UK basketball fan has bold plan to spice up non-league, home schedule: Revenge games
Like many season-tickets-holding Kentucky Wildcats basketball fans, Tony Thomas has been uninspired by the quality of opponents UK has been bringing to Rupp Arena in the first month of the season.
The Lexington architect, who through his cousin, Kathleen Campbell, has seven Kentucky season tickets in Rupp, is the kind who likes to see all the family tickets used for each game.
This year, with UK’s early home schedule peppered with the likes of Lamar, Mount St.
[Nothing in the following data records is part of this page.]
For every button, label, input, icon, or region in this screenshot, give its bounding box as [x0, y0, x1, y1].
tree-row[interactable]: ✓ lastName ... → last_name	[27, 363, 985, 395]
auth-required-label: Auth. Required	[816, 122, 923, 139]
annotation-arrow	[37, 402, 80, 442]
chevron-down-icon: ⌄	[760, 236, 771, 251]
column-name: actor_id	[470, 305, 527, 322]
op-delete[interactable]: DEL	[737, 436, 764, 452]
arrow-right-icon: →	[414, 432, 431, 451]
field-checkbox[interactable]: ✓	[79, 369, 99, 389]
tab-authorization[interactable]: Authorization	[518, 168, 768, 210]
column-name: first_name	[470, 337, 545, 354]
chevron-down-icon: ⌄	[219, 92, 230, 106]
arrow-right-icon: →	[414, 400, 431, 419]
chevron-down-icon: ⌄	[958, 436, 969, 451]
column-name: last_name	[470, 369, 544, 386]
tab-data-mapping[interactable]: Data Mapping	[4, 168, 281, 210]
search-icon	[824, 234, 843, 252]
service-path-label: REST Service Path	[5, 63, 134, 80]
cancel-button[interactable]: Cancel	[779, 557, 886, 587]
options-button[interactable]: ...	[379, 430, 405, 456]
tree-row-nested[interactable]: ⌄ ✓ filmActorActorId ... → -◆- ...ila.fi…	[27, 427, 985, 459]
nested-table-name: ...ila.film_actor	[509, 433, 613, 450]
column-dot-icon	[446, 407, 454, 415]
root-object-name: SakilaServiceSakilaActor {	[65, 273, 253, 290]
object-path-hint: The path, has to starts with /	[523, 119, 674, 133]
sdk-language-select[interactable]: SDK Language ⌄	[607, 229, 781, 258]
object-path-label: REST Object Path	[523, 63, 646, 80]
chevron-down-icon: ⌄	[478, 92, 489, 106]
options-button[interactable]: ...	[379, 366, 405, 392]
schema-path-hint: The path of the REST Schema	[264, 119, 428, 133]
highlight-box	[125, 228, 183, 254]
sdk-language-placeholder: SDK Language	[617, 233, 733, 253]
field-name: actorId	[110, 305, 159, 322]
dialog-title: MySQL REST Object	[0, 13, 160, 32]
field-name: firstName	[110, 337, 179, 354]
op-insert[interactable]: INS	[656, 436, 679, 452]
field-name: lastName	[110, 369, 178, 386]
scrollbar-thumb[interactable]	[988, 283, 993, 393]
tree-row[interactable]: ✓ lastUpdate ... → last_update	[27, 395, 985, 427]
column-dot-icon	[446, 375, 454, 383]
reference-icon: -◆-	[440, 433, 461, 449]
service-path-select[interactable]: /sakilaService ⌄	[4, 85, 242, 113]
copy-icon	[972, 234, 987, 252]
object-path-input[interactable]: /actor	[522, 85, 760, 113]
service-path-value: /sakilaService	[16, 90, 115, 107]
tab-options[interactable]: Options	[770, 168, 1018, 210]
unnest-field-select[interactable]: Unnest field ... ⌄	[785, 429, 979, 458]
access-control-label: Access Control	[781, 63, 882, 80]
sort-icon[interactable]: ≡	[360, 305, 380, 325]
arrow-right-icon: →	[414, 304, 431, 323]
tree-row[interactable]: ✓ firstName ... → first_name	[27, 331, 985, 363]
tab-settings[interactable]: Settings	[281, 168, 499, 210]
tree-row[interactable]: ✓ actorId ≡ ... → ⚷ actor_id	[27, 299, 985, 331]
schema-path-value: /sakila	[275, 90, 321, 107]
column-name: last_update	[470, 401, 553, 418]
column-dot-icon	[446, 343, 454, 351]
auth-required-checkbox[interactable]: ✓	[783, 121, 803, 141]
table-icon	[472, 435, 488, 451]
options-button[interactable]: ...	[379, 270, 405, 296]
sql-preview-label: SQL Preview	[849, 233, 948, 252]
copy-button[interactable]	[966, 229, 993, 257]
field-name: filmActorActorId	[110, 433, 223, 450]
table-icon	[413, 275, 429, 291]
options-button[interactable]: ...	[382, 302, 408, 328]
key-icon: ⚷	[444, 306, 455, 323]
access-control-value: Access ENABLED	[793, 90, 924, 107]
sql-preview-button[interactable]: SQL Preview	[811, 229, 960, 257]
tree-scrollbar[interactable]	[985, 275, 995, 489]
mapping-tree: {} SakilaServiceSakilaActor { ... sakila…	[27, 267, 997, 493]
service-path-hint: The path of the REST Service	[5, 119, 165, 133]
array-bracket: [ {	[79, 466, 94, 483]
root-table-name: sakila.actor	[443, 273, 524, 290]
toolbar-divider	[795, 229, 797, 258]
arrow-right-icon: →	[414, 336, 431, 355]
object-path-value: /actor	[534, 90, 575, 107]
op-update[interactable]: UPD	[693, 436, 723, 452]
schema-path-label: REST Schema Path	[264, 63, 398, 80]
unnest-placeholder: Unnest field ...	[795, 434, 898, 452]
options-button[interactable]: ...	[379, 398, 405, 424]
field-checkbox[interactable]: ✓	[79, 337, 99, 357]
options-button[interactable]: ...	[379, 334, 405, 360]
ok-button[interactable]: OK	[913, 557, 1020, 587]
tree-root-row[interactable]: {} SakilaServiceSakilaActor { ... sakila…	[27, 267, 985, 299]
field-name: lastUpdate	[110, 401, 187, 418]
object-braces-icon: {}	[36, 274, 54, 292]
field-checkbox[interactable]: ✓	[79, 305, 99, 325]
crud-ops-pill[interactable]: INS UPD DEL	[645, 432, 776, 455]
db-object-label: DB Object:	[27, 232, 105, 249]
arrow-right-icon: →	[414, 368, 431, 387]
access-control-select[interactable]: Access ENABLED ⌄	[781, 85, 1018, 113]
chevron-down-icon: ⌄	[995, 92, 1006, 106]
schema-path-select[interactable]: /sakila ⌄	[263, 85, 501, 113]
Mary’s and Saturday’s foe, Fairleigh Dickinson (2-5), Thomas reports having trouble even giving away his Kentucky basketball tickets.
“I’ve thrown a lot of tickets in the trash,” he says. “I can’t get people to take them.”
So Thomas, 56, has an idea for how UK can spice up its future early-season home schedules.
“UK should look back through the archives and find every team that we have a losing record against,” Thomas says. “We should schedule those teams until we get a winning record against all of them.”
A full-scale “revenge tour” approach to non-league scheduling by UK would almost certainly not be realistic.
There might be aspects of such a plan, however, that actually could make the first month of future Kentucky basketball seasons more interesting for Wildcats fans.
UK evens old scores?
If you dig deep enough into the Kentucky men’s basketball record book, the Wildcats have a losing record against some crazy names.
All-time, UK is 0-2 vs. the Cincinnati YMCA, 0-1 against the New Albany (Ind.) YMCA and 2-5 vs. the Lexington YMCA.
Kentucky is 0-4 against the basketball team from the Christ Church of Cincinnati — and the church is still swaggy about it.
According to The Cincinnati Enquirer, a timeline in the Christ Church Cathedral includes this entry: “1906-13: Church men’s basketball team defeats the University of Kentucky team four times.”
“We had to include that,” a church spokesman boasted last year to the Cincinnati newspaper.
The old Lexington High School — now known as Henry Clay — is 1-1 all-time vs. the Kentucky Wildcats.
“We can’t do anything now about the old YMCA teams that no longer have a legitimate team, but for the teams that are still out there (in Division I), I think Kentucky fans would get behind trying to have a winning record against everyone,” Thomas says.
A limited UK revenge tour
There are 20 current NCAA Division I men’s basketball teams that Kentucky has played at least once that UK does not have a winning record against.
Fourteen teams have a series lead over UK — Arizona (3-2), Connecticut (4-1), Evansville (1-0), Gardner-Webb (1-0), Georgetown (2-0), Louisiana (1-0), Memphis (1-0), Middle Tennessee State (1-0), North Carolina (24-16), Saint Louis (9-8), San Diego (1-0), Seton Hall (2-1), Southern California (3-0) and Texas at El Paso (nee Texas Western) (1-0).
The current major-college teams that have so far broken even against Kentucky include: Cornell (1-1), Detroit (1-1), Jacksonville (1-1), Marquette (7-7), Northwestern State (1-1) and UAB (3-3).
Obviously, the biggest names on those lists — Arizona, Connecticut, Georgetown, North Carolina, Southern California — are all but certainly not coming to Rupp Arena without promise of a return game.
In an era when Kentucky Coach John Calipari’s teams feature high levels of annual roster turnover, those are the kind of home-and-home matchups UK has not been willing to embrace as part of its November scheduling.
Calipari has emphasized he schedules in November with player development, not fan entertainment, paramount.
That philosophy could largely remain in place, however, and Kentucky could still try to liven up its November slate by scheduling around certain themes related to UK’s basketball past.
One year, you could bring back to Lexington schools that scored shocking upsets of the Wildcats in Rupp Arena — Gardner-Webb, San Diego, Evansville.
In another season, you could schedule off the idea of playing teams that have historically given Kentucky fits over multiple years — Saint Louis, Marquette (who would probably demand a return game), UAB.
For a third season, the first month of UK’s non-league schedule could be built around facing teams that pinned especially distressing NCAA tourney losses on the Cats — Jacksonville, Middle Tennessee, UTEP.
Those would reflect a “limited revenge tour” approach to UK scheduling.
Thomas has been attending Kentucky games since he was a child, sitting in the Memorial Coliseum “crow’s nest” with his uncle, Jack Yeaste.
Scheduling foes that UK “owes” for past defeats, Thomas thinks, would give at least the historically knowledgeable faction of the Kentucky fans base a reason to invest in the Cats’ future November home slates that did not exist in 2019-20.
“I think that would bring a lot of excitement to Rupp,” Thomas says. “Even if some of them are (now) lesser opponents, there is an added reason to play, and a reason it matters.”